As the bio explains, TAKH emerged from ‘The fruitful collaboration between The Black Heart Rebellion and Echo Beatty’s Annelies Van Dinter on the People album was the beginning of a new musical story. After the end of TBHR Alexander, Annelies, Emeriek and Pieter went deeper in their quest to write music reflecting the true emotions of the musicians. After about one year of free improvisation, TAKH created something truly unique. The idea was very simple: to release the result of the collaboration without pre-orders and announcements…’
There is absolutely nothing out there on-line which provides a precursory listen to this album, and that in itself is beyond rare in an age when bands – and labels – hype releases to the nth degree. More common is that you’ll have heard every track weeks before the release, and this makes TAKH’s stealth approach all the more welcome.

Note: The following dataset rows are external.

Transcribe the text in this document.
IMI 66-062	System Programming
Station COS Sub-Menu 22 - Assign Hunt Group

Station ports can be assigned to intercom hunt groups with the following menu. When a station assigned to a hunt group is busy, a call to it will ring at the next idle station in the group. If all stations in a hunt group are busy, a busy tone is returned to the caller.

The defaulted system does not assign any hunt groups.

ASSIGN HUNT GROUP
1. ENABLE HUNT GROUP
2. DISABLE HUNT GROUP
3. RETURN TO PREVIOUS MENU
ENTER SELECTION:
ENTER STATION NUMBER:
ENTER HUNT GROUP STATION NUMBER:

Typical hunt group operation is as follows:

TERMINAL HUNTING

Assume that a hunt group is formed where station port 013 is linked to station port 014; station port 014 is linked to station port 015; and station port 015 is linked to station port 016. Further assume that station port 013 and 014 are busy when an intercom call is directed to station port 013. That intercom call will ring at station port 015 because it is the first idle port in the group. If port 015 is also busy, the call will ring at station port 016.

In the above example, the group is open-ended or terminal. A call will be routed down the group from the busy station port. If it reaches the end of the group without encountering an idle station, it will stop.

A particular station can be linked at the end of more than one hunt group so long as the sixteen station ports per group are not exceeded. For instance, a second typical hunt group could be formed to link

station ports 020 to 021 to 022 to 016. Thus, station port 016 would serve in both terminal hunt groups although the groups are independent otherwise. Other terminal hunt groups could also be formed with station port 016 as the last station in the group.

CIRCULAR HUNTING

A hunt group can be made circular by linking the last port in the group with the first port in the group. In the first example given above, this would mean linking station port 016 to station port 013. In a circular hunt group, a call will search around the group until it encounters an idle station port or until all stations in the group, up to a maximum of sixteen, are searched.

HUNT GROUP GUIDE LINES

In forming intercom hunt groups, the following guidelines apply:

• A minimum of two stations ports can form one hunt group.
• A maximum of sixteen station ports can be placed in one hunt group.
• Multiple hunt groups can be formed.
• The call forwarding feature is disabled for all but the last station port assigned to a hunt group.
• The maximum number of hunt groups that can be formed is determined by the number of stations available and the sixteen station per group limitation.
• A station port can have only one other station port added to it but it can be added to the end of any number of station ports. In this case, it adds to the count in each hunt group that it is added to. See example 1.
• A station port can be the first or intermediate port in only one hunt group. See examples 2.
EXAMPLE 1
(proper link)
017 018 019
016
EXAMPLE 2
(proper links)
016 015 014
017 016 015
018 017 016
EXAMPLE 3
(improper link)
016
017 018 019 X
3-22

It takes us back to the days of before the Internet, when you’d read about a band in Melody Maker or hear about them from a mate or on the sixth form stereo – the means by which I introduced my friends to / tortured my friends with Swans and Godflesh during breaktime.
Swans are one of the bands listed as influencing TAKH, and it shows in the compositions, and to some extent, the musical arrangements, not least of all the way the final track echoes latter-day Swans in their hypnotic, immersive swells of sound.

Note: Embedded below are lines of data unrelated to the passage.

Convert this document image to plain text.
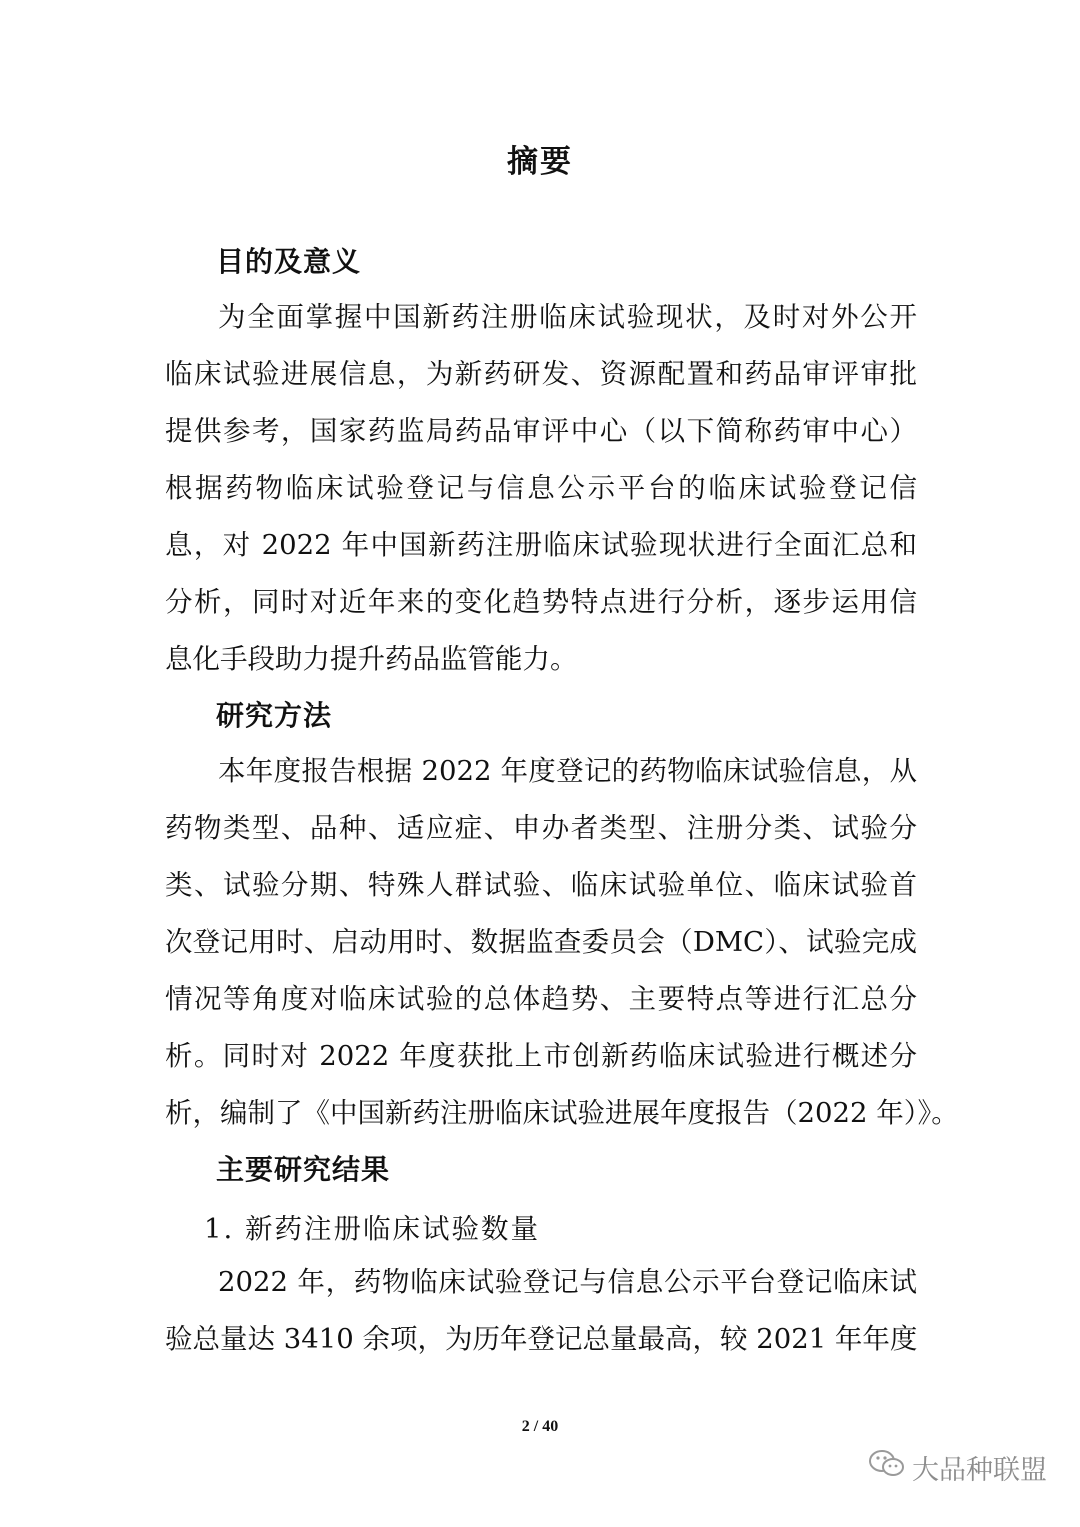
摘要
目的及意义
为全面掌握中国新药注册临床试验现状，及时对外公开
临床试验进展信息，为新药研发、资源配置和药品审评审批
提供参考，国家药监局药品审评中心（以下简称药审中心）
根据药物临床试验登记与信息公示平台的临床试验登记信
息，对 2022 年中国新药注册临床试验现状进行全面汇总和
分析，同时对近年来的变化趋势特点进行分析，逐步运用信
息化手段助力提升药品监管能力。
研究方法
本年度报告根据 2022 年度登记的药物临床试验信息，从
药物类型、品种、适应症、申办者类型、注册分类、试验分
类、试验分期、特殊人群试验、临床试验单位、临床试验首
次登记用时、启动用时、数据监查委员会（DMC）、试验完成
情况等角度对临床试验的总体趋势、主要特点等进行汇总分
析。同时对 2022 年度获批上市创新药临床试验进行概述分
析，编制了《中国新药注册临床试验进展年度报告（2022 年）》。
主要研究结果
1. 新药注册临床试验数量
2022 年，药物临床试验登记与信息公示平台登记临床试
验总量达 3410 余项，为历年登记总量最高，较 2021 年年度
2 / 40
大品种联盟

‘Salomonne’ enters in a swathe of ancient Eastern mysticism, long, trilling vocal drones and esoteric spiritualism which sets the atmosphere before the arrival of the drums, bass, and rasping vocals. In combination, the tension builds as does the sense of vastness, and you feel an endless desert and sky spreading before you, extending infinitely to the vanishing point at which the two meet and fade in a haze. It slowly trudges, shimmering, simmering, and burning, to its weighty climax. It’s metal, but not in a particularly recognisable form.

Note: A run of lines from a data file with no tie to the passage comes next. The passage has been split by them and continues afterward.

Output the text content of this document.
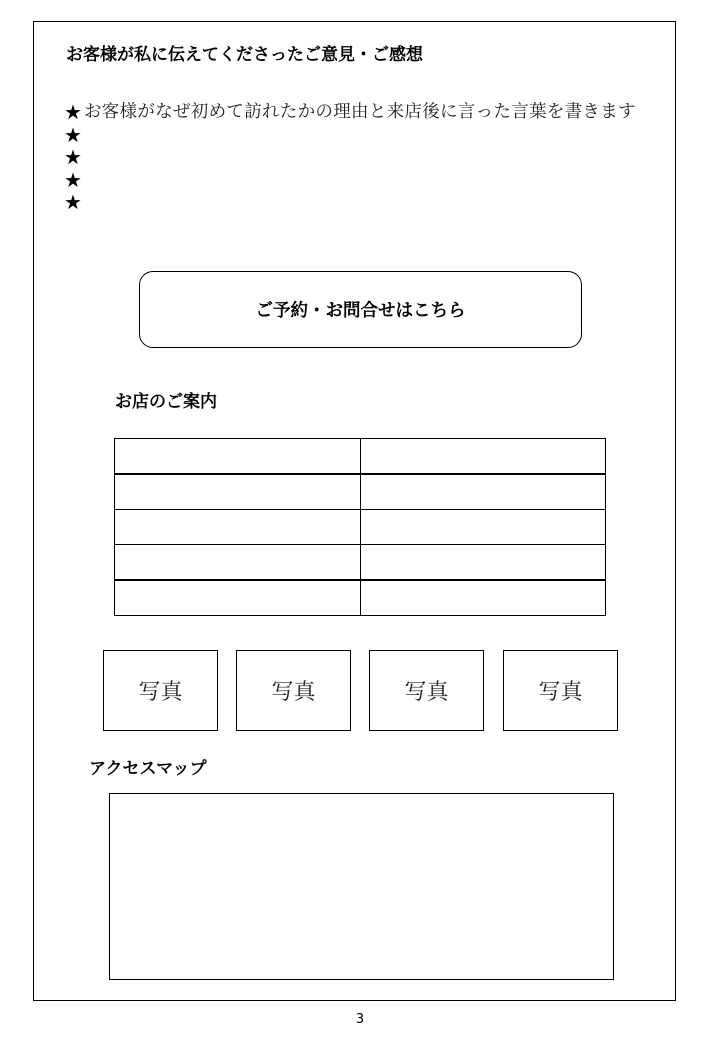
お客様が私に伝えてくださったご意見・ご感想
★ お客様がなぜ初めて訪れたかの理由と来店後に言った言葉を書きます
★
★
★
★
ご予約・お問合せはこちら
お店のご案内

写真	写真	写真	写真
アクセスマップ
3
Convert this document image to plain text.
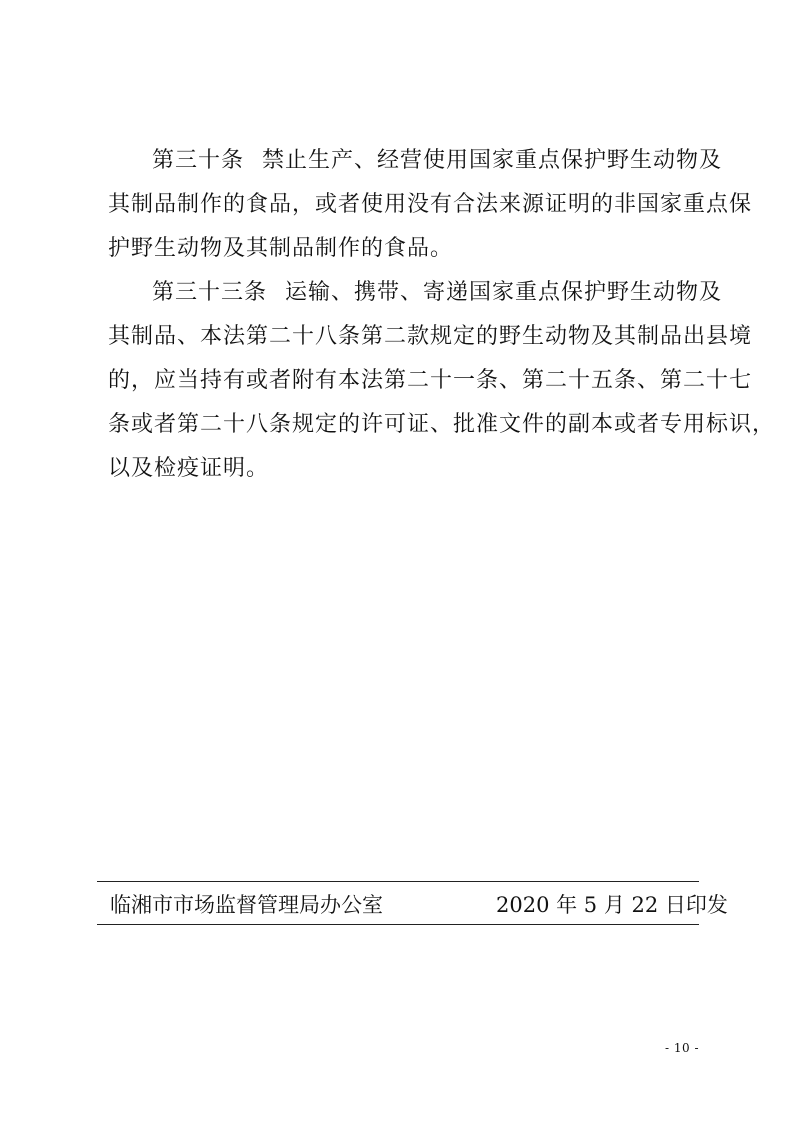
第三十条 禁止生产、经营使用国家重点保护野生动物及
其制品制作的食品，或者使用没有合法来源证明的非国家重点保
护野生动物及其制品制作的食品。
第三十三条 运输、携带、寄递国家重点保护野生动物及
其制品、本法第二十八条第二款规定的野生动物及其制品出县境
的，应当持有或者附有本法第二十一条、第二十五条、第二十七
条或者第二十八条规定的许可证、批准文件的副本或者专用标识，
以及检疫证明。
临湘市市场监督管理局办公室	2020 年 5 月 22 日印发
- 10 -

The percussion dominates the droney ‘Unabashed and knowing’: if The Cure’s Pornography comes to mind, it’s a fair comparison, but this actually feels more like The Glitter Band paired with Joujouka and the triptastic done of a digeridoo. Around five minutes in, seemingly from nowhere, rising like a desert storm, the dual vocals rise up climactically to deliver something resembling an impassioned chorus, even bearing a semblance of a hook, before being drowned in a rising wave of sound: part shoegaze, part eddying panic and a sense of unfamiliarity, and all propelled by a relentless percussion., before ultimately fading to a heavy elongated drone.
The album’s shortest song is also perhaps its most conventional: a crawling bass and plodding beat pin ‘Drôme’ together, and the vocal passages are intersected with a chiming nagging guitar motif before the tension breaks – or more cracks a little – around four and a half minutes in. Perhaps it’s just me and I’m a little cracked, but the break into the light makes you want to cast your eyes to the skins and open our arms, not necessarily expecting a response but to simply absorb.
‘Azure Blue’ has a warped sea-shanty feel to it, amidst the crushing post-rock crescendos which surge and splash. Spread out over almost seven-and-a-half minutes, it’s a beast, albeit one that’s subdued and contemplative.
The album concludes in reflective style, with the ten-minute ‘Hair of a Horsetail’. Captivating vocals, at once ethereal and earthy, quaver over a slowly wavering drone. It’s a duet of sort, and one which delves into deep and ancient spirituality. The bass rolls in around the midpoint, from which the song builds, making for a climactic closure to an album that’s powerful, while often understated. It has so many levels, so many layers, so many depths; at once uplifting and exhausting.